Le dio la espalda al cadáver y se puso a observar con cuidado el piso y los muebles. En la pieza, todo estaba en orden, a primera vista . El comisario se acercó a la ventana que daba a la plaza para ver qué se veía desde la calle y también qué se veía desde ahí si uno miraba hacia afuera. El asesino seguramente se había detenido al menos un instante para mirar por la ventana y ver si alguien podía observar lo que pasaba en el cuarto. O quizá había un cómplice abajo que le hizo una seña.

– Lo mataron cuando abrió la puerta.

– Lo empujaron -dijo Croce-, y ahí nomás lo madrugaron. Primero reconoció al que entraba y luego se sorprendió. -Se acercó al cadáver-. La puñalada fue muy profunda, muy exacta, como quien mata un ternero. Cuchillada criolla. De abajo hacia arriba, con el filo hacia adentro, entre las dos costillas. Cayó seco -dijo como si estuviera contando una película que hubiera visto esa tarde-. No hubo ruido. Sólo un quejido. Estoy seguro de que el asesino lo sostuvo para que no cayera de golpe. Poca sangre. Lo levantás al otro, como un saco de huesos, y cuando lo dejás en el suelo ya está muerto. Retacón el asesino -concluyó Croce. Por la herida, se veía que era un facón cualquiera, de los que usan los paisanos para comer asado. Un cuchillo arbolito como había miles en la provincia.

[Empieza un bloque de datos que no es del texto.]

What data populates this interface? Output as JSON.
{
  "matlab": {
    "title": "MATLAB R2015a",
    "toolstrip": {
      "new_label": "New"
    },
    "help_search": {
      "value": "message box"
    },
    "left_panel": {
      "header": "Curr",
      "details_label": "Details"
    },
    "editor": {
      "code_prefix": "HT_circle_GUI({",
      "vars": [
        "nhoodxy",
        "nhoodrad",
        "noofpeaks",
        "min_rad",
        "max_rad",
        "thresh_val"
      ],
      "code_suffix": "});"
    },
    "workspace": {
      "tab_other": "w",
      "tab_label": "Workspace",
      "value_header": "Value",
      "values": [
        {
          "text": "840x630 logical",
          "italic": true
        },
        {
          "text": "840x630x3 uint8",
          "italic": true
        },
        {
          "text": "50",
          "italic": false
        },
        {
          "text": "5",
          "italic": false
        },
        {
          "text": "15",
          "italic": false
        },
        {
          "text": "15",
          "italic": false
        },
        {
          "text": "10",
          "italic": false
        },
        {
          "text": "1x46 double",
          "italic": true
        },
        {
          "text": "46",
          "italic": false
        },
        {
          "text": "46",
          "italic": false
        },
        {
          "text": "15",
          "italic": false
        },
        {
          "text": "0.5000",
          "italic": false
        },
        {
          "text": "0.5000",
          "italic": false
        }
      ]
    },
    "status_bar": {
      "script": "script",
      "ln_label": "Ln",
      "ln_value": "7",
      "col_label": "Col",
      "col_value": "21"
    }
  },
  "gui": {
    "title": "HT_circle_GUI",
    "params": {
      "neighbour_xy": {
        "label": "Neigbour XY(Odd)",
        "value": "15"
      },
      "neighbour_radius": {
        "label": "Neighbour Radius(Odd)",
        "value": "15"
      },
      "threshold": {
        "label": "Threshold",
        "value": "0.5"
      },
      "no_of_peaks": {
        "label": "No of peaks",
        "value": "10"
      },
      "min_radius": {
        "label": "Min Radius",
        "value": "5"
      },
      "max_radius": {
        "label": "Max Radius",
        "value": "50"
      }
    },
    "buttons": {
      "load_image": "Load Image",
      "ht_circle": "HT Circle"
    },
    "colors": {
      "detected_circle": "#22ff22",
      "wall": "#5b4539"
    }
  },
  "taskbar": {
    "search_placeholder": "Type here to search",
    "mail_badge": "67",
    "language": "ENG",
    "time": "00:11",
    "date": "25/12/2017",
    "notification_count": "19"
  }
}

– Seguro tiraron el arma en la laguna. -El comisario hablaba, medio extraviado-. Hay muchos cuchillos en el fondo del río. De chico me zambullía y siempre encontraba alguno…

– ¿Cuchillos?

– Cuchillos y muertos. Un cementerio. Suicidas, borrachos, indios, mujeres. Cadáveres y cadáveres bajo la laguna. Vi un viejo, un día, el pelo largo y blanco, le había seguido creciendo y parecía un tul en el agua transparente. -Se detuvo-. En el agua el cuerpo no se corrompe, la ropa sí, por eso los muertos flotan desnudos entre los yuyos. He visto muertos pálidos, de pie, con los ojos abiertos, como grandes peces blancos en un acuario.

¿Lo había visto o lo había soñado? Tenía de golpe esas visiones, Croce, y Saldías se daba cuenta de que el comisario ya estaba en otro lugar, durante un instante nomás, hablando con alguien que no estaba ahí, escuchando voces, masticando con furia el toscanito apagado.

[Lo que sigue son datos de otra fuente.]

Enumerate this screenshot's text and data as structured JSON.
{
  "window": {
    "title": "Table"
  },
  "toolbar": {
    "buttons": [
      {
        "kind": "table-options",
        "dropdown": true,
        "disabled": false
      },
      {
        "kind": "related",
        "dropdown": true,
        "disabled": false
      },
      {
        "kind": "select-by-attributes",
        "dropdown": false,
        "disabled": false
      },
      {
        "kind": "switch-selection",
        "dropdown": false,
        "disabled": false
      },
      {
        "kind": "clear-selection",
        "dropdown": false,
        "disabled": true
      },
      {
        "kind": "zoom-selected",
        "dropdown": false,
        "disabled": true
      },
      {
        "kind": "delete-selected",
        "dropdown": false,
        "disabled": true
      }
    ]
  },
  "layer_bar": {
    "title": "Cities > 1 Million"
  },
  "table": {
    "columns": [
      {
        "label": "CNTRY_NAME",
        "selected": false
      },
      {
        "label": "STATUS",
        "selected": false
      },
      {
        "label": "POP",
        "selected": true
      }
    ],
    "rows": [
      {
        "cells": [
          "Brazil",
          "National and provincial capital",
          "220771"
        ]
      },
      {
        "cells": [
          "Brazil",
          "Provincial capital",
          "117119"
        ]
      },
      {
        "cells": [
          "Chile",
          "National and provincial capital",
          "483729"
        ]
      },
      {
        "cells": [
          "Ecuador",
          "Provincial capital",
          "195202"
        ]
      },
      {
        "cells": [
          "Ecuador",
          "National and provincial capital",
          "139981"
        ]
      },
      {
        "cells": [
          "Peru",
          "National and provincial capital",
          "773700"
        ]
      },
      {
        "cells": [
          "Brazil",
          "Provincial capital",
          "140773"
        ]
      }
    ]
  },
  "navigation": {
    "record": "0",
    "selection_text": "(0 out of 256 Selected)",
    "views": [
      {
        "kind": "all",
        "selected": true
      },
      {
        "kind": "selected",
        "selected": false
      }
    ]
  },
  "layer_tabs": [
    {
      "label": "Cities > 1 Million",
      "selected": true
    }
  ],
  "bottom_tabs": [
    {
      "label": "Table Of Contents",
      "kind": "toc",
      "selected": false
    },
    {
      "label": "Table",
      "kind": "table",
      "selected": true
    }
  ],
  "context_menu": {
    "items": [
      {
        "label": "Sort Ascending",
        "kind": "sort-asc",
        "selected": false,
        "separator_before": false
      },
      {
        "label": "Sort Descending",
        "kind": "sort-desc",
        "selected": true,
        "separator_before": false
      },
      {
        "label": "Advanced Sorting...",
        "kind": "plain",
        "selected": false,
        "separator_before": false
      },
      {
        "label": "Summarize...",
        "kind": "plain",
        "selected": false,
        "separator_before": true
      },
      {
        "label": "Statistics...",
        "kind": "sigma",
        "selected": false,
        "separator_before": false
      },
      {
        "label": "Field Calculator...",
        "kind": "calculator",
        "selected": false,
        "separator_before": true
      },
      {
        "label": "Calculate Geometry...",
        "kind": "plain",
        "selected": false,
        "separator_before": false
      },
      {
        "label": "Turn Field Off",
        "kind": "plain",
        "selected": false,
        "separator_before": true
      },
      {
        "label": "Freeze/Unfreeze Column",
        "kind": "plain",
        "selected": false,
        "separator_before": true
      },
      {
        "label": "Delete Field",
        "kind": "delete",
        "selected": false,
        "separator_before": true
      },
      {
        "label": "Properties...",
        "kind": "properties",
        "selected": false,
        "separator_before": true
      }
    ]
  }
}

– No muy lejos, allá, en la pesadilla del futuro, salen del agua -dijo enigmático, y sonrió, como si despertara.

Se miraron. Saldías lo estimaba y entendía que de pronto se perdiera en sus pensamientos. Era un momento, pero siempre volvía, como si tuviera narcolepsia psíquica. El cadáver de Durán, cada vez más blanco y más rígido, era como una estatua de yeso.

– Tape al finado -dijo Croce.

Saldías lo tapó con una sábana.

– Podían haberlo tirado en el campo para que se lo coman los caranchos, pero querían que yo lo viera. Lo dejaron a propósito. ¿Y por qué? -Miró otra vez el cuarto, como si lo viera por primera vez.

No había ningún otro signo de violencia salvo un cajón mal cerrado, del que sobresalía una corbata. Tal vez lo habían cerrado de golpe y al darse vuelta el asesino no vio la corbata. El comisario hizo el gesto de cerrar el cajón abierto con el cuerpo. Después se sentó en la cama y se dejó ir con la mirada perdida en la claraboya que daba al cielo.